IR35 was originally introduced by the Government in 2000 as a tax status test to assess whether a contractor is actually a ‘disguised’ employee, for the purposes of paying tax.
From 6th April 2021, if you are a medium or large business that uses contractors then it is your responsibility to work out the contractor’s employment status for tax purposes – not the contractor. If you are classed as a small business then IR35 still applies, but the responsibility for determining status lies with the contractor.
For the purposes of IR35, a medium-sized company is one that meets 2+ of the following criteria:

• Turnover exceeding £10.2m
• A balance sheet total of £5.1m or more
• 50 employees or more

Are your workers ‘inside’ or ‘outside’ IR35?

Workers are classed as being either ‘inside IR35’ or ‘outside IR35’. Workers who are ‘inside’ are seen as employees by HMRC for the purposes of tax, and those who are ‘‘outside’ are not seen as employees and can continue to work as self-employed.

From 6th April, qualifying businesses (i.e. meeting 2 or more of the qualifying criteria above) will need to issue a ‘Status Determination Statement’ (SDS) to each contractor outlining whether you determine them to be ‘inside’ or ‘outside’, and the reasons for this.

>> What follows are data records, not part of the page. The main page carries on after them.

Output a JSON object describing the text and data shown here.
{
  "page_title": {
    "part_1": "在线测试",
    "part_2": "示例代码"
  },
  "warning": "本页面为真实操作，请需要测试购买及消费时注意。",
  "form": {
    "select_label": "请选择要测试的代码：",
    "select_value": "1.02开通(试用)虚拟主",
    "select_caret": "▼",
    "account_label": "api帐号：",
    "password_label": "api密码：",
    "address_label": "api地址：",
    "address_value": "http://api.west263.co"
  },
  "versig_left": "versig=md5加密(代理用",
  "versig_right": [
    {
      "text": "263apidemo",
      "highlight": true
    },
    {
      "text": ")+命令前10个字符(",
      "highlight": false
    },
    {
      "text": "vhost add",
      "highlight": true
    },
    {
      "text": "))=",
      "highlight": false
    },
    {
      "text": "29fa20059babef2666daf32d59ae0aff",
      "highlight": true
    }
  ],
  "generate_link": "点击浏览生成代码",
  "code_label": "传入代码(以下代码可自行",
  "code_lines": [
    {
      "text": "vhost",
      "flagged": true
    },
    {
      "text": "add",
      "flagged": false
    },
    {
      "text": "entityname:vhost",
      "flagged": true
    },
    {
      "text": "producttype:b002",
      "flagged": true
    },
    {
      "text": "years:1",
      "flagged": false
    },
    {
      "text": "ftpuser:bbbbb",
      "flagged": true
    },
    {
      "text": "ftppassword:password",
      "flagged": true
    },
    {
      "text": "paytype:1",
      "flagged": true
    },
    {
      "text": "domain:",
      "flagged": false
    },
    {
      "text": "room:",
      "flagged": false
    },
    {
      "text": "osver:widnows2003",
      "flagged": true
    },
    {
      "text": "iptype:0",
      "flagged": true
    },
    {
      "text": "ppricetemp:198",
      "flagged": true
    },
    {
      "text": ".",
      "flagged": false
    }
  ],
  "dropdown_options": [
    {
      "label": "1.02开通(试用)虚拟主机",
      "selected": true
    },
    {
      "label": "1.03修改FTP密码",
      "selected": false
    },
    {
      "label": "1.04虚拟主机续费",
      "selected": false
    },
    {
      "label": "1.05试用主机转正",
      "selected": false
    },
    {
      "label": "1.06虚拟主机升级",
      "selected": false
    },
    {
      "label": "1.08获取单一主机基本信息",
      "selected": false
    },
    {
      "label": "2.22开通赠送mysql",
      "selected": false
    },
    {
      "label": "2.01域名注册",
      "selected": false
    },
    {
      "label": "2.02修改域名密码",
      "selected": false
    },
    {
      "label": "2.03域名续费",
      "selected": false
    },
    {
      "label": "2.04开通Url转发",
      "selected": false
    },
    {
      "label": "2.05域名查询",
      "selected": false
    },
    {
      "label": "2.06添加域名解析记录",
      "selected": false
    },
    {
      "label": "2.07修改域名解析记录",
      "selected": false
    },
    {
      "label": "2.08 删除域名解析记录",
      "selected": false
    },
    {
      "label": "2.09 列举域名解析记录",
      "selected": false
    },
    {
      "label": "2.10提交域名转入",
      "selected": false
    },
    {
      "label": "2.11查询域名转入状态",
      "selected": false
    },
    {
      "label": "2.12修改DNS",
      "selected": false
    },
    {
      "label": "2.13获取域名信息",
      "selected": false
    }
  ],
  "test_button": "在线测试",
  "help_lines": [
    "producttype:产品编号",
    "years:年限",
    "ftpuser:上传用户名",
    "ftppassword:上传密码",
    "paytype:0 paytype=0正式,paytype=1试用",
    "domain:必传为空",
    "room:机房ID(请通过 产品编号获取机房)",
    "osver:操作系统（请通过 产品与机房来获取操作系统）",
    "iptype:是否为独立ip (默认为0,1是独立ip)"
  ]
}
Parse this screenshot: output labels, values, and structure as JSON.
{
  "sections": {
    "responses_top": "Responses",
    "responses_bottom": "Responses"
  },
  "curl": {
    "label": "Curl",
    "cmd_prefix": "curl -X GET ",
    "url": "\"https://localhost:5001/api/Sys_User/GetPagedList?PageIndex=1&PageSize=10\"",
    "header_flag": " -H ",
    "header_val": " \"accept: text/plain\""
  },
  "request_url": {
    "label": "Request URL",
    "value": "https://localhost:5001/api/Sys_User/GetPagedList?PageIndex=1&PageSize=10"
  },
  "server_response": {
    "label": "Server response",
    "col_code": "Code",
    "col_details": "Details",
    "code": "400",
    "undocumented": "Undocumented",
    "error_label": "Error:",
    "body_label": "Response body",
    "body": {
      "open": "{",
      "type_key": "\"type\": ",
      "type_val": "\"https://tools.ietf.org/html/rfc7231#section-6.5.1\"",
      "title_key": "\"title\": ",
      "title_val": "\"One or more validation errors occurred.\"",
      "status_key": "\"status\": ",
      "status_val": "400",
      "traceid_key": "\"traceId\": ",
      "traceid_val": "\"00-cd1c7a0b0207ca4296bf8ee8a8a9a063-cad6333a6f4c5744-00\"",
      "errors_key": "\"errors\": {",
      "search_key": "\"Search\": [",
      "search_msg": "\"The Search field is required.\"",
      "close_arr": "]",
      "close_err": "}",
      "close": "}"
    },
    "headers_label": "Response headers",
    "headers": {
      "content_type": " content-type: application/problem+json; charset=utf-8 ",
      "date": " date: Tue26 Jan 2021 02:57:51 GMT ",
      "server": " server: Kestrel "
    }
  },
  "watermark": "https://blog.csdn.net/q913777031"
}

You may not use a blanket determination – i.e. you cannot state ”‘all of my contractors are the same therefore I determine they are…..”
If you determine that a contractor is ‘inside’ IR35 the onus is on your business to ensure that the correct tax is paid for that worker. If the worker is ‘outside’ of IR35 the obligation remains with them for correct taxation.

For smaller businesses, if an existing worker deems themself to be an employee for the purposes of tax, and you agree to this determination and continue to use their services, then your business will need to ensure that the appropriate taxes are paid. In this case, it is the contractor’s responsibility to issue an SDS to your business.

The Government has provided a comprehensive tool on their website for checking employment status for tax purposes – stating whether IR35 applies to a contract or not.

The tool is easy to use and the HMRC determination can be saved as a PDF. HMRC have said that they will stand by any decisions that the tool outputs.

I completed the questionnaire, answering the questions honestly as a courier, and the determination was that I fell outside IR35.

Do I need to change how I engage with my contractors?

If your relationship with the contractor is one of genuine self-employment, and the SDS states that they fall outside of IR35, you do not need to make any changes.

If your relationship with the contractor is deemed to fall ‘inside’ IR35 and you wish to maintain the self-employed status of the worker, then you must implement any changes required to ensure that the contractor becomes genuinely self-employed and therefore ‘outside’, and that there is an SDS in place reflecting that.

If you are a small business and a worker determines themselves as ‘inside’ – and you accept this determination – then you are obligated to ensure the correct taxes are paid.

However note that If the worker is deemed as employed then they may be subject to appropriate employee rights and protections, e.g. minimum wage, SSP and paid holiday entitlement.

So, if you accept that a worker determines themselves as ‘inside’, it is imperative that you seek appropriate legal advice on any additional obligations you may incur.

What should I do?

I have been asked this question many times recently and my advice is this:
Given that the courier industry operates, almost without exception, on a contractor model, then it is your responsibility as the ‘fee payer’ (regardless of whether you are a small, medium or large company) to ensure that you engage with your contracted workforce in a way which does not fall foul of the employment status test on the HMRC website.

This includes all the well-known contractor tests such as:

• Levels of supervision, direction and control
• Right of substitution
• Right to decline work (without penalty)

If you are comfortable that the conditions for employment have not been met, and you have an SDS document in place with your contractors evidencing your decision, then both you and your workforce should be able to continue enjoying the flexibility of the contractor arrangement.

And most importantly of all, complete the tests and produce and retain the correct documentation – remember you will be required to evidence this in the event of an inspection.

I hope this article helps provide you with some clarity and reassurance around the impending changes. However, I am not an accountant, a tax advisor or an employment specialist (disclaimer!). So if you are ever in any doubt as to a worker’s tax or employment status you should always seek the appropriate professional advice.